そして徐々に、奇妙にしてワンアンドオンリーの職業、「消しゴム版画家」がいることを知り、その第一人者(だから第二人者がいないって!)がナンシー関であることを知った、文具メーカー「ヒノデワシ」が途方もないムチャをやってのける!!

……それまでステッドラー一本槍だったのが、この時期から、文具メーカーのヒノデワシ(東京都墨田区)が消しゴム版画専用に作った〈はんけしくん〉も使いはじめる。
同社の相談役である小林進はこう話す。「八九年に新聞に載った人物紹介の欄を読んで、ナンシーさんが消しゴムで版画を彫っていることを知りました。当時、営業部長だった私は、すぐにナンシーさんのお宅までお邪魔して、ナンシーさんが使いやすいものを開発させていただきたい、とお願いしたんです。一口に消しゴムといっても、柔らかいタッチのものから、硬いタッチのものまでさまざまな種類があるんです。何度か材料の配合を変えて、見本を持って行って、版画専用の消しゴム〈はんけしくん〉が完成しました。できるだけ老化しないようにも工夫がしてあります。

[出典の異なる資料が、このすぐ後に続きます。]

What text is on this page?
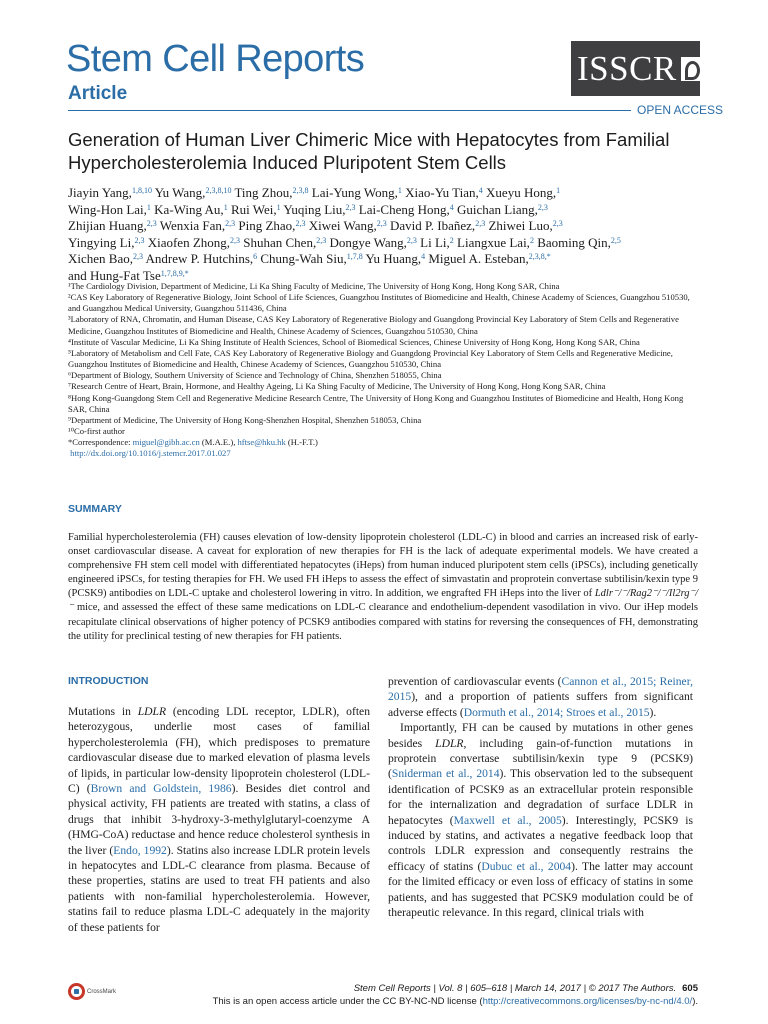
Stem Cell Reports
Article
ISSCR
OPEN ACCESS
Generation of Human Liver Chimeric Mice with Hepatocytes from Familial
Hypercholesterolemia Induced Pluripotent Stem Cells
Jiayin Yang,$^{1,8,10}$ Yu Wang,$^{2,3,8,10}$ Ting Zhou,$^{2,3,8}$ Lai-Yung Wong,$^1$ Xiao-Yu Tian,$^4$ Xueyu Hong,$^1$
Wing-Hon Lai,$^1$ Ka-Wing Au,$^1$ Rui Wei,$^1$ Yuqing Liu,$^{2,3}$ Lai-Cheng Hong,$^4$ Guichan Liang,$^{2,3}$
Zhijian Huang,$^{2,3}$ Wenxia Fan,$^{2,3}$ Ping Zhao,$^{2,3}$ Xiwei Wang,$^{2,3}$ David P. Ibañez,$^{2,3}$ Zhiwei Luo,$^{2,3}$
Yingying Li,$^{2,3}$ Xiaofen Zhong,$^{2,3}$ Shuhan Chen,$^{2,3}$ Dongye Wang,$^{2,3}$ Li Li,$^2$ Liangxue Lai,$^2$ Baoming Qin,$^{2,5}$
Xichen Bao,$^{2,3}$ Andrew P. Hutchins,$^6$ Chung-Wah Siu,$^{1,7,8}$ Yu Huang,$^4$ Miguel A. Esteban,$^{2,3,8,*}$
and Hung-Fat Tse$^{1,7,8,9,*}$

¹The Cardiology Division, Department of Medicine, Li Ka Shing Faculty of Medicine, The University of Hong Kong, Hong Kong SAR, China

²CAS Key Laboratory of Regenerative Biology, Joint School of Life Sciences, Guangzhou Institutes of Biomedicine and Health, Chinese Academy of Sciences, Guangzhou 510530, and Guangzhou Medical University, Guangzhou 511436, China

³Laboratory of RNA, Chromatin, and Human Disease, CAS Key Laboratory of Regenerative Biology and Guangdong Provincial Key Laboratory of Stem Cells and Regenerative Medicine, Guangzhou Institutes of Biomedicine and Health, Chinese Academy of Sciences, Guangzhou 510530, China

⁴Institute of Vascular Medicine, Li Ka Shing Institute of Health Sciences, School of Biomedical Sciences, Chinese University of Hong Kong, Hong Kong SAR, China

⁵Laboratory of Metabolism and Cell Fate, CAS Key Laboratory of Regenerative Biology and Guangdong Provincial Key Laboratory of Stem Cells and Regenerative Medicine, Guangzhou Institutes of Biomedicine and Health, Chinese Academy of Sciences, Guangzhou 510530, China

⁶Department of Biology, Southern University of Science and Technology of China, Shenzhen 518055, China

⁷Research Centre of Heart, Brain, Hormone, and Healthy Ageing, Li Ka Shing Faculty of Medicine, The University of Hong Kong, Hong Kong SAR, China

⁸Hong Kong-Guangdong Stem Cell and Regenerative Medicine Research Centre, The University of Hong Kong and Guangzhou Institutes of Biomedicine and Health, Hong Kong SAR, China

⁹Department of Medicine, The University of Hong Kong-Shenzhen Hospital, Shenzhen 518053, China

¹⁰Co-first author

*Correspondence: miguel@gibh.ac.cn (M.A.E.), hftse@hku.hk (H.-F.T.)

http://dx.doi.org/10.1016/j.stemcr.2017.01.027

SUMMARY
Familial hypercholesterolemia (FH) causes elevation of low-density lipoprotein cholesterol (LDL-C) in blood and carries an increased risk of early-onset cardiovascular disease. A caveat for exploration of new therapies for FH is the lack of adequate experimental models. We have created a comprehensive FH stem cell model with differentiated hepatocytes (iHeps) from human induced pluripotent stem cells (iPSCs), including genetically engineered iPSCs, for testing therapies for FH. We used FH iHeps to assess the effect of simvastatin and proprotein convertase subtilisin/kexin type 9 (PCSK9) antibodies on LDL-C uptake and cholesterol lowering in vitro. In addition, we engrafted FH iHeps into the liver of Ldlr⁻/⁻/Rag2⁻/⁻/Il2rg⁻/⁻ mice, and assessed the effect of these same medications on LDL-C clearance and endothelium-dependent vasodilation in vivo. Our iHep models recapitulate clinical observations of higher potency of PCSK9 antibodies compared with statins for reversing the consequences of FH, demonstrating the utility for preclinical testing of new therapies for FH patients.
INTRODUCTION

Mutations in LDLR (encoding LDL receptor, LDLR), often heterozygous, underlie most cases of familial hypercholesterolemia (FH), which predisposes to premature cardiovascular disease due to marked elevation of plasma levels of lipids, in particular low-density lipoprotein cholesterol (LDL-C) (Brown and Goldstein, 1986). Besides diet control and physical activity, FH patients are treated with statins, a class of drugs that inhibit 3-hydroxy-3-methylglutaryl-coenzyme A (HMG-CoA) reductase and hence reduce cholesterol synthesis in the liver (Endo, 1992). Statins also increase LDLR protein levels in hepatocytes and LDL-C clearance from plasma. Because of these properties, statins are used to treat FH patients and also patients with non-familial hypercholesterolemia. However, statins fail to reduce plasma LDL-C adequately in the majority of these patients for

prevention of cardiovascular events (Cannon et al., 2015; Reiner, 2015), and a proportion of patients suffers from significant adverse effects (Dormuth et al., 2014; Stroes et al., 2015).

Importantly, FH can be caused by mutations in other genes besides LDLR, including gain-of-function mutations in proprotein convertase subtilisin/kexin type 9 (PCSK9) (Sniderman et al., 2014). This observation led to the subsequent identification of PCSK9 as an extracellular protein responsible for the internalization and degradation of surface LDLR in hepatocytes (Maxwell et al., 2005). Interestingly, PCSK9 is induced by statins, and activates a negative feedback loop that controls LDLR expression and consequently restrains the efficacy of statins (Dubuc et al., 2004). The latter may account for the limited efficacy or even loss of efficacy of statins in some patients, and has suggested that PCSK9 modulation could be of therapeutic relevance. In this regard, clinical trials with

CrossMark	Stem Cell Reports | Vol. 8 | 605–618 | March 14, 2017 | © 2017 The Authors. 605
This is an open access article under the CC BY-NC-ND license (http://creativecommons.org/licenses/by-nc-nd/4.0/).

(はんけしくん)は一時、当社の売り上げの10%前後を占める主力商品にまでなりました。ナンシーさんには、お礼の意味も込めて〈はんけしくん》を無償で提供させていただきました」
ナンシーはその後、用途によって、〈はんけしくん》とステッドラーを使い分けていく。

消しゴム文具メーカーと、ナンシー関が「理想の版画用消しゴム」をめぐって直接対決!!
どんなデッカイ会場も満員になる!!
しかし万が一血で血を洗う殺し合いじみた内容になったとき…お茶の間のファンには見せたくない!
テレビ中継は禁止だ!!

…と、プロレススーパースター列伝調でしか再現できない挿話だ。

しかし、なんでまたメーカーは、そんな危険な所に飛び込んでいったのか。それはやはり、最高のものを作らないと気が済まないという職人の業、ものづくりの修羅道・・・・・・・・・!
花の慶次の奇染屋みたいなものだ。

花の慶次 奇染屋 押し売りの向上あっぱれ 切腹の際の敷物
花の慶次 奇染屋


ナンシー関は既にこの世の人ではないが、その彼女に真っ向勝負でいどんだ「ヒノデワシのはんけしくん」は今も店頭に並び、彼女の後を追い消しゴム版画を楽しむ人に力を貸している・・・・・・・そんな、いい話。